DPI of image extracted from PDF with pdfBox
Domanda
I'm using java pdfBox library to validate single page pdf files with embedded images.
I know that pdf file itself doesen't contain the DPI information.
However the images that have the equal dimensions in the document have different sizes in pixels after extracting and no dpi meta information.

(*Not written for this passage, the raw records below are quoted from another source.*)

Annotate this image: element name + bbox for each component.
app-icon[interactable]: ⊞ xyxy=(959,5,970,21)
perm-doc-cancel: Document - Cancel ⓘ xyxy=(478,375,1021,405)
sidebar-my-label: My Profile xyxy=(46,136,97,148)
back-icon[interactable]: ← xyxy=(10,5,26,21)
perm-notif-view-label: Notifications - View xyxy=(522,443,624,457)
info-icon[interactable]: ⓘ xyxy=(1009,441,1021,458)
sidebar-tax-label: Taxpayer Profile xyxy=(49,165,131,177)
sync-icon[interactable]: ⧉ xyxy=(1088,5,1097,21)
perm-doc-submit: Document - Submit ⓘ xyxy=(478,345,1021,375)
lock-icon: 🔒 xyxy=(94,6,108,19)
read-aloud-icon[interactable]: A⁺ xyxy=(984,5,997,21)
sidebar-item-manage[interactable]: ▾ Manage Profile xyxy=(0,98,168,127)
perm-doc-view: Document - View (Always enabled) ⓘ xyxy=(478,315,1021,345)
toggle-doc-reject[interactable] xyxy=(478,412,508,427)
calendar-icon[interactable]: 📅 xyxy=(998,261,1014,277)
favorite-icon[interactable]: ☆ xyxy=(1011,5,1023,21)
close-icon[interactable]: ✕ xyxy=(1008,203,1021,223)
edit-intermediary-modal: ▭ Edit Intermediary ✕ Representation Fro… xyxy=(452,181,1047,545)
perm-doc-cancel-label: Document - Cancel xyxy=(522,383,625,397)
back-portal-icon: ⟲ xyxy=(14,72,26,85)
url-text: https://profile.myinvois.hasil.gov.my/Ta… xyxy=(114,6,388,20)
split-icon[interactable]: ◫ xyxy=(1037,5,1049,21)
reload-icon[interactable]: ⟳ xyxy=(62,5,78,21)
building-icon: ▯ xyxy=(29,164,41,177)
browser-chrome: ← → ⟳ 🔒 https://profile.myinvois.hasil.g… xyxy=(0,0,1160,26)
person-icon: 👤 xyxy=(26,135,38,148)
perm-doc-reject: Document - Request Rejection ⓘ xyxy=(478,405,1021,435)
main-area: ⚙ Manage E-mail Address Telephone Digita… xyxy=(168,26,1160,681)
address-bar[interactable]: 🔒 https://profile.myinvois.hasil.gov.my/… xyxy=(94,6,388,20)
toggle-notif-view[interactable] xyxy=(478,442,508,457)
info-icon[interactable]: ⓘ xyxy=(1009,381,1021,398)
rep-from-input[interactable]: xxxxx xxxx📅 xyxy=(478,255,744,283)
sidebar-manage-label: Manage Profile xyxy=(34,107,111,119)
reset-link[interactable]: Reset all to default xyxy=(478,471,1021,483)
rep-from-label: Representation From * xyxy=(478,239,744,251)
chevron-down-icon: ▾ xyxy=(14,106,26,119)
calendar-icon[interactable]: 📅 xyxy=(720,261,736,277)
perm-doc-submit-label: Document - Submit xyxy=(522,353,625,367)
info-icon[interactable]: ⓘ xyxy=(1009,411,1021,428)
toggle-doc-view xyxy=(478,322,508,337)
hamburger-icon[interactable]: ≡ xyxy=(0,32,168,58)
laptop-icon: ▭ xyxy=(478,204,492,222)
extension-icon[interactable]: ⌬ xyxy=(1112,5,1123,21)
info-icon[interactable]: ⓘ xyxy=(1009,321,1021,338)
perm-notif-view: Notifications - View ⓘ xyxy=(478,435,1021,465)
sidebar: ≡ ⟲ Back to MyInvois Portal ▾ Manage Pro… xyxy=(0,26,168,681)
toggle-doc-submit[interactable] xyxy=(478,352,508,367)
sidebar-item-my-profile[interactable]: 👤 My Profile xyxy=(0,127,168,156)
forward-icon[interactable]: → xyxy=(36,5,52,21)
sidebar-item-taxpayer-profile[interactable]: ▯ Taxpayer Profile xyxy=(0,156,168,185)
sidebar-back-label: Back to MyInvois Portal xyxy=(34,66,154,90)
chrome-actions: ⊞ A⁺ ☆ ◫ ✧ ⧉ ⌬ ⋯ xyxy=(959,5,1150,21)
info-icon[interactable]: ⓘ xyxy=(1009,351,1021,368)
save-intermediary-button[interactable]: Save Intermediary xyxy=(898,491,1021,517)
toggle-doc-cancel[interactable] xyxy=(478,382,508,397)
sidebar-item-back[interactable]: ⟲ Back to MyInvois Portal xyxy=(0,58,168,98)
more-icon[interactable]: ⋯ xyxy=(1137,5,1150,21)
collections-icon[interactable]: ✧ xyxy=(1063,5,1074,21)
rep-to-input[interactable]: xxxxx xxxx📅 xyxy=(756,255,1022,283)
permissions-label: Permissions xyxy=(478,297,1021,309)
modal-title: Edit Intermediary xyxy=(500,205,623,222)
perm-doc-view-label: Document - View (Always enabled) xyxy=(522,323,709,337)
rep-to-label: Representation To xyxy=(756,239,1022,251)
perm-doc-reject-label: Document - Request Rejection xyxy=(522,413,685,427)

So is it possible to somehow calculate the image sizes relative to pdf page or to extract images with their dpi information (for png or jpeg image files) using pdfBox?
Thanks!
Soluzione
Get the PrintImageLocations.java file from the PDFBOX src download. Here's an except of the source, only the last line is by me, and it will output the dpi:
float imageXScale = ctmNew.getXScale();
float imageYScale = ctmNew.getYScale();
System.out.println("position = " + ctmNew.getXPosition() + ", " + ctmNew.getYPosition());
// size in pixel
System.out.println("size = " + imageWidth + "px, " + imageHeight + "px");
// size in page units
System.out.println("size = " + imageXScale + "pu, " + imageYScale + "pu");
// size in inches
imageXScale /= 72;
imageYScale /= 72;
System.out.println("size = " + imageXScale + "in, " + imageYScale + "in");
// size in millimeter
imageXScale *= 25.4;
imageYScale *= 25.4;
System.out.println("size = " + imageXScale + "mm, " + imageYScale + "mm");
System.out.printf("dpi = %.0f dpi (X), %.0f dpi (Y) %n", image.getWidth() * 72 / ctmNew.getXScale(), image.getHeight() * 72 / ctmNew.getYScale());
And here's a sample output:
Found image [X0]
position = 0.0, 0.0
size = 2544px, 3523px <---- pixels
size = 610.56pu, 845.52pu <---- "page units", 1pu = 1/72 inch
size = 8.48in, 11.743334in
size = 215.39198mm, 298.28067mm
dpi = 300 dpi (X), 300 dpi (Y)
Altri suggerimenti
I am not familiar with pdfBox, but you has a CTM associated with every raster image in pdf. CTM gives one data about position and dimensions of image on the page. Thus and data from extracted images should be sufficient to calculate relative dpi.